Le cinéma refait une timide réapparition en Arabie saoudite

Une famille saoudienne devant l'affiche du film "Manahi", le 18 décembre 2008 dans un cinéma de Jeddah
© AFP - Omar Salem
Banni depuis trente ans en Arabie saoudite, le cinéma a refait une timide apparition dans ce royaume ultra-conservateur avec la récente projection publique dans deux villes d'un film qui a rencontré un vif succès populaire.

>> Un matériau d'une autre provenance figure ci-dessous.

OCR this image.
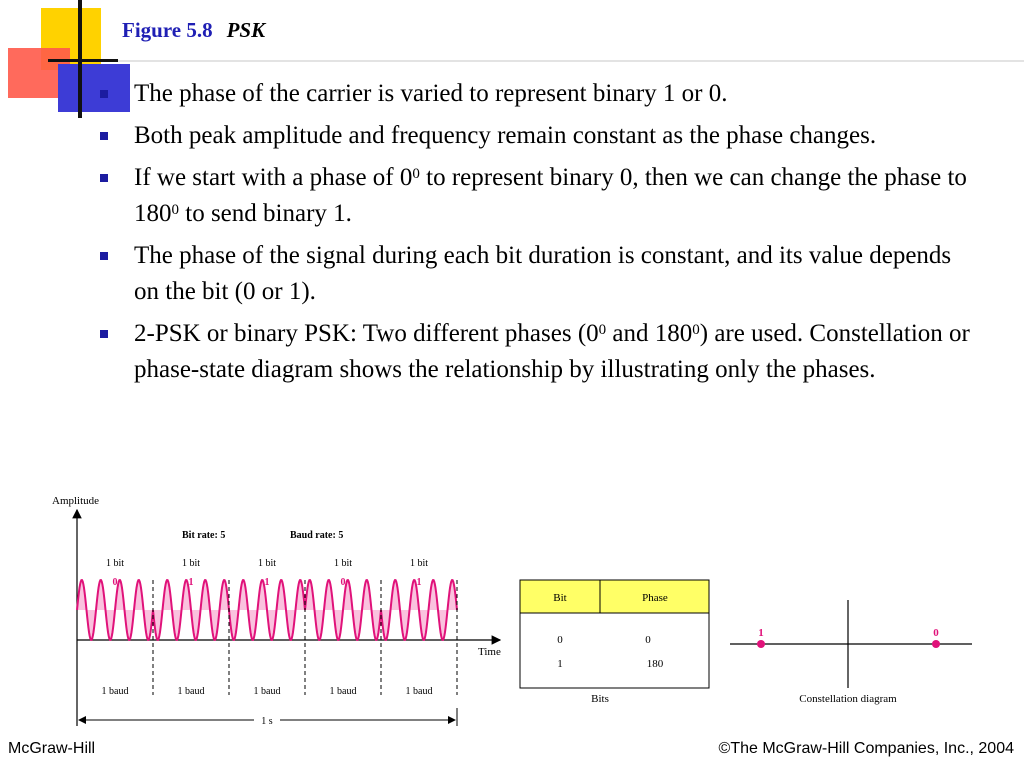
Figure 5.8 PSK
The phase of the carrier is varied to represent binary 1 or 0.
Both peak amplitude and frequency remain constant as the phase changes.
If we start with a phase of $0^0$ to represent binary 0, then we can change the phase to $180^0$ to send binary 1.
The phase of the signal during each bit duration is constant, and its value depends on the bit (0 or 1).
2-PSK or binary PSK: Two different phases ($0^0$ and $180^0$) are used. Constellation or phase-state diagram shows the relationship by illustrating only the phases.
Amplitude
Time
Bit rate: 5	Baud rate: 5
1 bit	1 bit	1 bit	1 bit	1 bit
0	1	1	0	1
1 baud	1 baud	1 baud	1 baud	1 baud
1 s
Bit	Phase
0	0
1	180
Bits
1	0
Constellation diagram
McGraw-Hill	©The McGraw-Hill Companies, Inc., 2004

Les réactions des milieux conservateurs et religieux, pour lesquels cet art est synonyme de dépravation, montrent toutefois que la réouverture de salles de cinéma n'est pas pour demain.

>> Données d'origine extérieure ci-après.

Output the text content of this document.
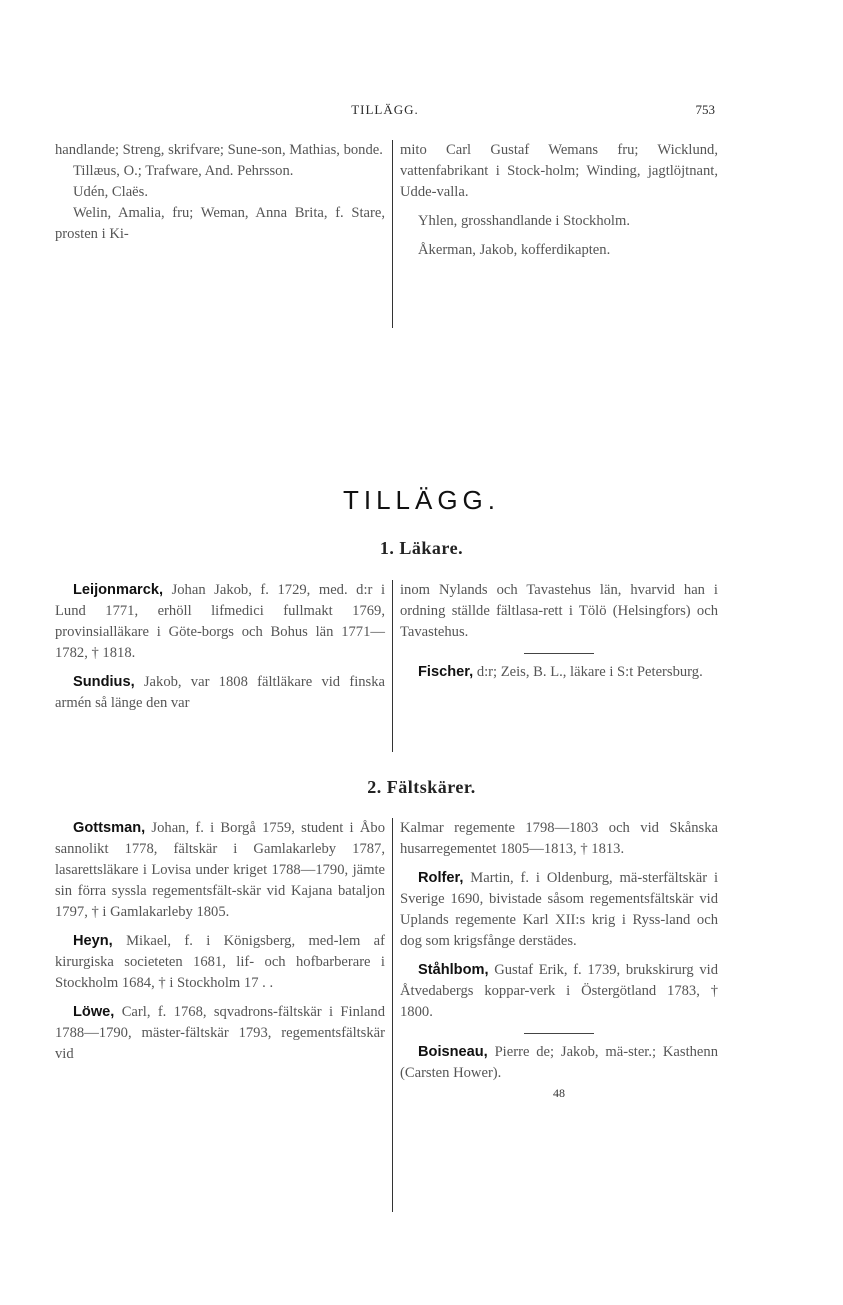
TILLÄGG.	753

handlande; Streng, skrifvare; Sune-son, Mathias, bonde.

Tillæus, O.; Trafware, And. Pehrsson.

Udén, Claës.

Welin, Amalia, fru; Weman, Anna Brita, f. Stare, prosten i Ki-

mito Carl Gustaf Wemans fru; Wicklund, vattenfabrikant i Stock-holm; Winding, jagtlöjtnant, Udde-valla.

Yhlen, grosshandlande i Stockholm.

Åkerman, Jakob, kofferdikapten.

TILLÄGG.
1. Läkare.

Leijonmarck, Johan Jakob, f. 1729, med. d:r i Lund 1771, erhöll lifmedici fullmakt 1769, provinsialläkare i Göte-borgs och Bohus län 1771—1782, † 1818.

Sundius, Jakob, var 1808 fältläkare vid finska armén så länge den var

inom Nylands och Tavastehus län, hvarvid han i ordning ställde fältlasa-rett i Tölö (Helsingfors) och Tavastehus.

Fischer, d:r; Zeis, B. L., läkare i S:t Petersburg.

2. Fältskärer.

Gottsman, Johan, f. i Borgå 1759, student i Åbo sannolikt 1778, fältskär i Gamlakarleby 1787, lasarettsläkare i Lovisa under kriget 1788—1790, jämte sin förra syssla regementsfält-skär vid Kajana bataljon 1797, † i Gamlakarleby 1805.

Heyn, Mikael, f. i Königsberg, med-lem af kirurgiska societeten 1681, lif- och hofbarberare i Stockholm 1684, † i Stockholm 17 . .

Löwe, Carl, f. 1768, sqvadrons-fältskär i Finland 1788—1790, mäster-fältskär 1793, regementsfältskär vid

Kalmar regemente 1798—1803 och vid Skånska husarregementet 1805—1813, † 1813.

Rolfer, Martin, f. i Oldenburg, mä-sterfältskär i Sverige 1690, bivistade såsom regementsfältskär vid Uplands regemente Karl XII:s krig i Ryss-land och dog som krigsfånge derstädes.

Ståhlbom, Gustaf Erik, f. 1739, brukskirurg vid Åtvedabergs koppar-verk i Östergötland 1783, † 1800.

Boisneau, Pierre de; Jakob, mä-ster.; Kasthenn (Carsten Hower).

48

"Le cinéma est un mal absolu", a ainsi lancé le chef de la puissante police religieuse saoudienne, cheikh Ibrahim al-Gaïth, dont les hommes veillent au respect du code de vie inspiré du wahhabisme, une école rigoriste de l'islam sunnite appliqué dans le royaume.

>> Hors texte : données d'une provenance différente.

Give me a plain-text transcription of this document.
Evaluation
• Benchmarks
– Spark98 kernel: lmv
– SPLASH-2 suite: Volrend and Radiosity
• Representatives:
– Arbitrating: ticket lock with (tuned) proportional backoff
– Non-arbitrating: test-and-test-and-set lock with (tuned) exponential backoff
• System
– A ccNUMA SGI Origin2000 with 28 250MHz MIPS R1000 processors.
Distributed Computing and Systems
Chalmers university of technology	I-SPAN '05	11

Il a toutefois tempéré cette position deux jours plus tard en déclarant que "le cinéma (pouvait) être acceptable s'il (servait) la cause de Dieu et le bien".
Ces prises de position ont été motivées par la projection de "Manahi", une comédie -- sans scènes osées -- décrivant les mésaventures de spéculateurs en bourse.
Il a été montré ce mois-ci durant une dizaine de jours à Jeddah et Taëf avec le soutien du gouverneur de La Mecque, le prince Khaled Al-Fayçal, un poète et homme de lettres.
L'organisateur de ces projections, Mamdouh Salem, patron de la compagnie artistique "Roadmedia", a déclaré avoir pris contact avec la police religieuse avant les projections de Djeddah.
Des membres de cette force sont venus vérifier la salle pour s'assurer qu'elle disposait bien de deux entrées séparées pour les femmes et pour les hommes et ils ne se sont plus manifestés, a-t-il déclaré à l'AFP.
Il n'y a plus de cinémas en Arabie saoudite depuis une trentaine d'années, lorsque les rares salles de Jeddah, ville portuaire sur la mer Rouge ouverte aux influences étrangères, ont été fermées sous la pression des religieux.
"Le succès (des projections) a dépassé toutes les attentes", s'extasie Mamdouh Salem.
"C'est une expérience excitante au regard de l'immense succès rencontré auprès du public, qui a démontré qu'il était assoiffé de cinéma", déclare-t-il.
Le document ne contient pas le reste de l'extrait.